A radical preacher has gone on trial in Germany accused of recruiting a network of foreign fighters for ISIL who went on to kill scores of people in Iraq.
The 33-year-old Iraqi, known by the nickname of Abu Walaa, recruited at least seven people who travelled to the Middle East where they fought alongside ISIL militants, according to German prosecutors.
They included two who died during separate suicide bomb attacks against Iraqi army positions in 2015 which killed more than 150 soldiers.
Abu Walaa, described as ISIL’s de facto leader in Germany, is standing trial with four alleged members of the network he set up. They had run religious lessons with potential recruits handed radical Islamist material, said prosecutors.
They created a regional network in which Abu Walaa took on the leading role as the representative of ISIL in Germany, according to prosecutors.
Those on trial with him at a court in the northern city of Celle are from Germany, Turkey, the Cameroon and a fourth man holding dual German and Serbian nationality. They were held during raids in Germany in November and have been held in custody ever since. They have decided to remain silent during the trial.
"The federal prosecutor essentially accused the suspects of being members of and supporting a foreign terrorist organisation," a spokeswoman for the Higher Regional Court in Celle said.
Abu Walaa is known as the “faceless preacher” because of his habit of turning his back, or covering his face in propaganda videos - and did the same as he appeared in court this week to hide his face from photographers.
He arrived in Germany in 2001 and set up base in the northern town of Hildesheim. Abu Walaa - named in court as Ahmad Abdulaziz Abdullah A. - became known as an extremist preacher at a mosque there, which has since been shut down.
Prosecutors believe that Abu Walaa had ties to ISIL and used the mosque as a venue to radicalise young Muslims, before sending them to Syria and Iraq to fight for the terrorist group.
He later gave sermons around the country and is believed to have spoken at a Berlin mosque frequented by Anis Amri, a Tunisian who drove a truck through a crowded Christmas market in the city in 2016 killing 12 people and injuring more than 50.

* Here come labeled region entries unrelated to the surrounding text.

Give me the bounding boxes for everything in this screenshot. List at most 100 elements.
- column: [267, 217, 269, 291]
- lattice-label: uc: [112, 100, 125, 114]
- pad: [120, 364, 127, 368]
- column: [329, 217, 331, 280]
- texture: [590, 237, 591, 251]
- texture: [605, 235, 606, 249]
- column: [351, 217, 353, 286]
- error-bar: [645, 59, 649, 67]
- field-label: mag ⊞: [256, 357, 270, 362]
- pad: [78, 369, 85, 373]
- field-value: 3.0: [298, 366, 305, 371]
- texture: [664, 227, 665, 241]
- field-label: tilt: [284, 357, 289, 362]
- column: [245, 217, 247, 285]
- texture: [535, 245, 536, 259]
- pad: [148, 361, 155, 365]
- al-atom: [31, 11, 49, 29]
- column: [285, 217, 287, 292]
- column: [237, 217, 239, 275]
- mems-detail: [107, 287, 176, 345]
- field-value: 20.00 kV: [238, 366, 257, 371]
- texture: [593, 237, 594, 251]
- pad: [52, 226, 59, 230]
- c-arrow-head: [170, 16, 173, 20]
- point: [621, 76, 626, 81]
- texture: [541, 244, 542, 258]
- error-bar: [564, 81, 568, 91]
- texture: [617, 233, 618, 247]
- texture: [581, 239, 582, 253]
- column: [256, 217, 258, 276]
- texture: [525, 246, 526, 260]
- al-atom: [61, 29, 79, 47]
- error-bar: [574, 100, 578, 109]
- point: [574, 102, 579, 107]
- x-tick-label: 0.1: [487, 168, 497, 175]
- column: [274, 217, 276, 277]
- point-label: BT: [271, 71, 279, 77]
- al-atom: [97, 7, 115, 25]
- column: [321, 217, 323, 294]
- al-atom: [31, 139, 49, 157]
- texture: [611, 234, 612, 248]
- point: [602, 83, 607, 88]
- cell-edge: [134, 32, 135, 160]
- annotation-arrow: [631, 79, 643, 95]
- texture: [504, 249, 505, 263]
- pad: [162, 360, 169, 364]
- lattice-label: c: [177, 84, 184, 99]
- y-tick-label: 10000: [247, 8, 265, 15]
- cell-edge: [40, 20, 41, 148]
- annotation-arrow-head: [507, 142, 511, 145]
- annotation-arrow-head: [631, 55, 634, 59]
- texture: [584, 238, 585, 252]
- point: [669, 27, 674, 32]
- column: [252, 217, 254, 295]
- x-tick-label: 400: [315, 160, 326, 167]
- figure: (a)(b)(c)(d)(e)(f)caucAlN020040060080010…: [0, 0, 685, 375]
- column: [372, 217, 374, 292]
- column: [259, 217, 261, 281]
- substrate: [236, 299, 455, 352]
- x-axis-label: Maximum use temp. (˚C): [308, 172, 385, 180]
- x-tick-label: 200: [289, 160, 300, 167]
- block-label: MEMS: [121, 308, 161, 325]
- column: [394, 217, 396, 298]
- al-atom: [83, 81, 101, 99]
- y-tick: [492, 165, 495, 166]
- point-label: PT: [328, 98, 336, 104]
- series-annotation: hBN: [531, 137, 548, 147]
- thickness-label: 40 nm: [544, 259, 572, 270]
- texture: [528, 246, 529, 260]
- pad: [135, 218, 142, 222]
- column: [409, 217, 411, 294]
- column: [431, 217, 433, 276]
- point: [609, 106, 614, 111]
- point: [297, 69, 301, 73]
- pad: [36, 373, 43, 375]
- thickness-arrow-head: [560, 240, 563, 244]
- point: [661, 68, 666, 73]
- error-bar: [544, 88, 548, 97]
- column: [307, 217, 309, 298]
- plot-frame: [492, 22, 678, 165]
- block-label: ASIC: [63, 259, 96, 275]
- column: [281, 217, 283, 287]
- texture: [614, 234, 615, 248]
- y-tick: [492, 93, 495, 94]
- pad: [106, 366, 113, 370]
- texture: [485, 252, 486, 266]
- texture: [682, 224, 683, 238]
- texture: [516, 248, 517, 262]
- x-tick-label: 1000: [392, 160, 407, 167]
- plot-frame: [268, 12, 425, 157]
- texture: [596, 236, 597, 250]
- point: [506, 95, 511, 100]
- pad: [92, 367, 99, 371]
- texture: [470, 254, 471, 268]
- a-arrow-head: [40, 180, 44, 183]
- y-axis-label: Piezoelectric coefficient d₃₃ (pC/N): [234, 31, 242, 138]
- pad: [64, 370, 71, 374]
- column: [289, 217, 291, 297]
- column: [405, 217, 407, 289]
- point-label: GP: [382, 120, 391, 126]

Amri was pictured by German intelligence visiting Hildesheim ten months before the attack, prompting speculation that he was part of the Abu Walaa network.
Amri allegedly acted as an intermediary for Abu Walaa, passing on messages from the preacher to his followers, according to Der Spiegel. He was shot dead days later by police in Italy.
The network also included a man from Duisburg who was allegedly in contact with people who bombed a Sikh temple in Essen, according to Der Spiegel.
The case against the five men - based in part upon the evidence of recruits who later turned against ISIL – is expected to last into 2018.
Michael Murat Sertoez, a lawyer for one of the suspects, said: "There will be a lot of protected witnesses who will testify and that is not acceptable for us".